Jan 30 2007
Daily Forex Analysis
USD
Yesterday’s US economic calendar was devoid of any meaningful events, and nonetheless the USD devaluated against most counterparts, a devaluation that was mainly prompted by a sharp drop in oil and energy prices. The USD thus gave back some of the gains it had made the previous week and returned to trading above the 1.2950 level against the EUR and 1.96 level against the GBP. This, however, signals no more than a repositioning for dollar traders, ahead of this week’s tons of data USD traders await tomorrow’s GDP and Fed interest rate decision, as well as important inflationary data in the figure of the PCE (Personal Consumption Expenditure) and the Employment Cost Index. Today is thinner on US releases and the only one scheduled is the Conference Board’s Consumer Confidence, which is expected to hit a 5 year high. Lower Energy costs, tiding stock markets, and a strong labor markets are among the reasons that could drive such a rise in Consumer Confidence, which, in turn, is positive for the USD because optimistic consumers tend to spend more at the stores, consumption that eventually leads to economic growth. Although we expect the figure to come as strong as, and maybe even stronger than consensus estimates, the market’s reaction might prove to be somewhat restrained due to the far more important data due out in the upcoming days.
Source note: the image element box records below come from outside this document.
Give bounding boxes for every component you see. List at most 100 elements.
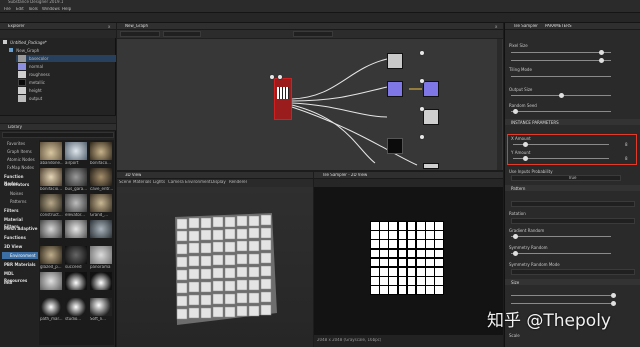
package-row[interactable]: Untitled_Package*	[3, 39, 115, 46]
graph-canvas[interactable]	[117, 39, 503, 170]
env-thumb[interactable]	[65, 142, 87, 160]
node-input-port[interactable]	[269, 74, 275, 80]
symmetry-slider[interactable]	[511, 251, 611, 256]
menu-tools[interactable]: Tools	[28, 7, 38, 12]
graph-tab[interactable]: New_Graph	[125, 24, 148, 29]
output-item[interactable]: metallic	[16, 79, 116, 86]
size-y-slider[interactable]	[511, 301, 616, 306]
tile-sampler-node[interactable]	[274, 78, 292, 120]
menu-renderer[interactable]: Renderer	[229, 180, 247, 185]
env-thumb[interactable]	[65, 220, 87, 238]
env-thumb[interactable]	[40, 194, 62, 212]
slider-knob[interactable]	[599, 50, 604, 55]
view2d-canvas[interactable]	[314, 187, 503, 335]
roughness-node[interactable]	[423, 109, 439, 125]
env-thumb[interactable]	[40, 272, 62, 290]
env-thumb[interactable]	[65, 168, 87, 186]
category-item[interactable]: mdl	[4, 279, 38, 286]
graph-format-dropdown[interactable]	[163, 31, 201, 37]
menu-camera[interactable]: Camera	[168, 180, 184, 185]
slider-knob[interactable]	[523, 156, 528, 161]
graph-row[interactable]: New_Graph	[9, 47, 115, 54]
category-item[interactable]: Patterns	[10, 198, 38, 205]
env-thumb[interactable]	[40, 168, 62, 186]
node-port[interactable]	[419, 134, 425, 140]
x-amount-slider[interactable]	[513, 142, 609, 147]
env-thumb[interactable]	[40, 298, 62, 316]
basecolor-node[interactable]	[387, 53, 403, 69]
menu-edit[interactable]: Edit	[16, 7, 24, 12]
category-item[interactable]: Favorites	[7, 140, 38, 147]
output-slider[interactable]	[511, 93, 611, 98]
rotation-dropdown[interactable]	[511, 218, 635, 224]
env-thumb[interactable]	[65, 298, 87, 316]
size-x-slider[interactable]	[511, 293, 616, 298]
properties-tab[interactable]: Tile Sampler	[513, 24, 538, 29]
tiling-slider[interactable]	[511, 76, 611, 77]
slider-knob[interactable]	[513, 251, 518, 256]
output-item[interactable]: basecolor	[16, 55, 116, 62]
category-item[interactable]: Function Nodes	[4, 173, 38, 186]
env-thumb[interactable]	[65, 194, 87, 212]
env-thumb[interactable]	[40, 142, 62, 160]
menu-scene[interactable]: Scene	[119, 180, 131, 185]
category-item[interactable]: PBR Materials	[4, 261, 38, 268]
env-thumb[interactable]	[90, 194, 112, 212]
menu-help[interactable]: Help	[62, 7, 71, 12]
category-item[interactable]: Mesh Adaptive	[4, 225, 38, 232]
height-slider[interactable]	[511, 58, 611, 63]
env-thumb[interactable]	[90, 168, 112, 186]
pattern-dropdown[interactable]	[511, 201, 635, 207]
close-icon[interactable]: x	[108, 24, 110, 29]
height-node[interactable]	[423, 163, 439, 169]
seed-slider[interactable]	[511, 109, 611, 114]
slider-knob[interactable]	[523, 142, 528, 147]
menu-windows[interactable]: Windows	[42, 7, 60, 12]
category-item[interactable]: Material Filters	[4, 216, 38, 229]
category-item-selected[interactable]: Environment	[2, 252, 38, 259]
metallic-node[interactable]	[387, 138, 403, 154]
env-thumb[interactable]	[90, 298, 112, 316]
category-item[interactable]: Functions	[4, 234, 38, 241]
output-item[interactable]: output	[16, 95, 116, 102]
output-item[interactable]: roughness	[16, 71, 116, 78]
graph-search[interactable]	[293, 31, 333, 37]
symmetry-mode-dropdown[interactable]	[511, 269, 635, 275]
menu-environment[interactable]: Environment	[185, 180, 211, 185]
env-thumb[interactable]	[40, 246, 62, 264]
gradient-slider[interactable]	[511, 234, 611, 239]
env-thumb[interactable]	[65, 272, 87, 290]
env-thumb[interactable]	[65, 246, 87, 264]
env-thumb[interactable]	[90, 142, 112, 160]
category-item[interactable]: FxMap Nodes	[7, 164, 38, 171]
y-amount-slider[interactable]	[513, 156, 609, 161]
node-port[interactable]	[419, 106, 425, 112]
properties-tab-params[interactable]: PARAMETERS	[545, 24, 572, 29]
graph-scrollbar[interactable]	[497, 39, 502, 170]
slider-knob[interactable]	[599, 58, 604, 63]
env-thumb[interactable]	[90, 272, 112, 290]
category-item[interactable]: Noises	[10, 190, 38, 197]
output-item[interactable]: normal	[16, 63, 116, 70]
menu-file[interactable]: File	[4, 7, 11, 12]
normal-output-node[interactable]	[423, 81, 439, 97]
normal-node[interactable]	[387, 81, 403, 97]
slider-knob[interactable]	[513, 109, 518, 114]
category-item[interactable]: MDL Resources	[4, 270, 38, 283]
slider-knob[interactable]	[611, 293, 616, 298]
env-thumb[interactable]	[90, 220, 112, 238]
view3d-viewport[interactable]	[117, 187, 313, 347]
slider-knob[interactable]	[611, 301, 616, 306]
category-item[interactable]: Graph Items	[7, 148, 38, 155]
output-item[interactable]: height	[16, 87, 116, 94]
close-icon[interactable]: x	[495, 24, 497, 29]
category-item[interactable]: Atomic Nodes	[7, 156, 38, 163]
env-thumb[interactable]	[90, 246, 112, 264]
category-item[interactable]: 3D View	[4, 243, 38, 250]
width-slider[interactable]	[511, 50, 611, 55]
node-port[interactable]	[419, 50, 425, 56]
library-search[interactable]	[2, 132, 114, 138]
graph-filter-dropdown[interactable]	[120, 31, 160, 37]
category-item[interactable]: Generators	[4, 181, 38, 188]
node-input-port[interactable]	[277, 74, 283, 80]
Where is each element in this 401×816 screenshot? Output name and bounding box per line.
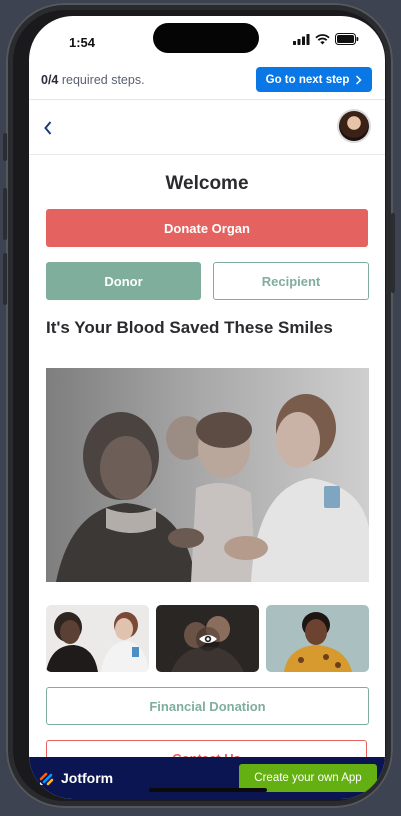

A downside surprise, however, might aggravate USD declines, though probably not too strongly.
EUR
On a calendar also empty of meaningful events, the EUR found support in hawkish rhetoric by ECB officials that has been later confirmed in a speech made by the European Central Bank governor Trichet. Trichet commented on the accelerating money supply growth and the still-existing upside risks for inflation. By doing so, the governor signals the markets on a Q1 interest rate rise in the Euro Zone, a rise that can take place even as soon as February. Today’s most significant data release from Europe will be the German Consumer price Index that is expected to bounce back above the ECB comfort zone. On an annual basis, the CPI is expected to come at 2.2%.
In the UK, the GBP was weaker against the majors after one of the BoE members said that the soft labor market can push wage growth lower and cool inflation pressures. Even the firm CBI trade survey yesterday wasn’t good enough for the GBP as both the ECB and Federal Reserve are likely to be hawkish in their upcoming statements. However, the strong survey suggests that the retail sector is still holding up to the economy and raising rates is still part of the shrug equation.
JPY
Yesterday, the JPY was trading around a 4 year low against the USD as consumer spending in Japan came out weak, raising more doubts about whether the Bank of Japan will lift interest rates next month. Domestic spending has long been one of Japan’s biggest problems because even though corporate profitability has increased, there has been minimal wage growth; keeping prices unchangedMeanwhile, Japanese household spending fell a surprisingly big 1.9% in December, casting some doubt on whether consumption recovered in the fourth quarter as much as economists had originally expected. JPY weakness is therefore likely to continue today as well, with the currency’s only hope being the Manufacturing Purchasing Managers Index scheduled later today.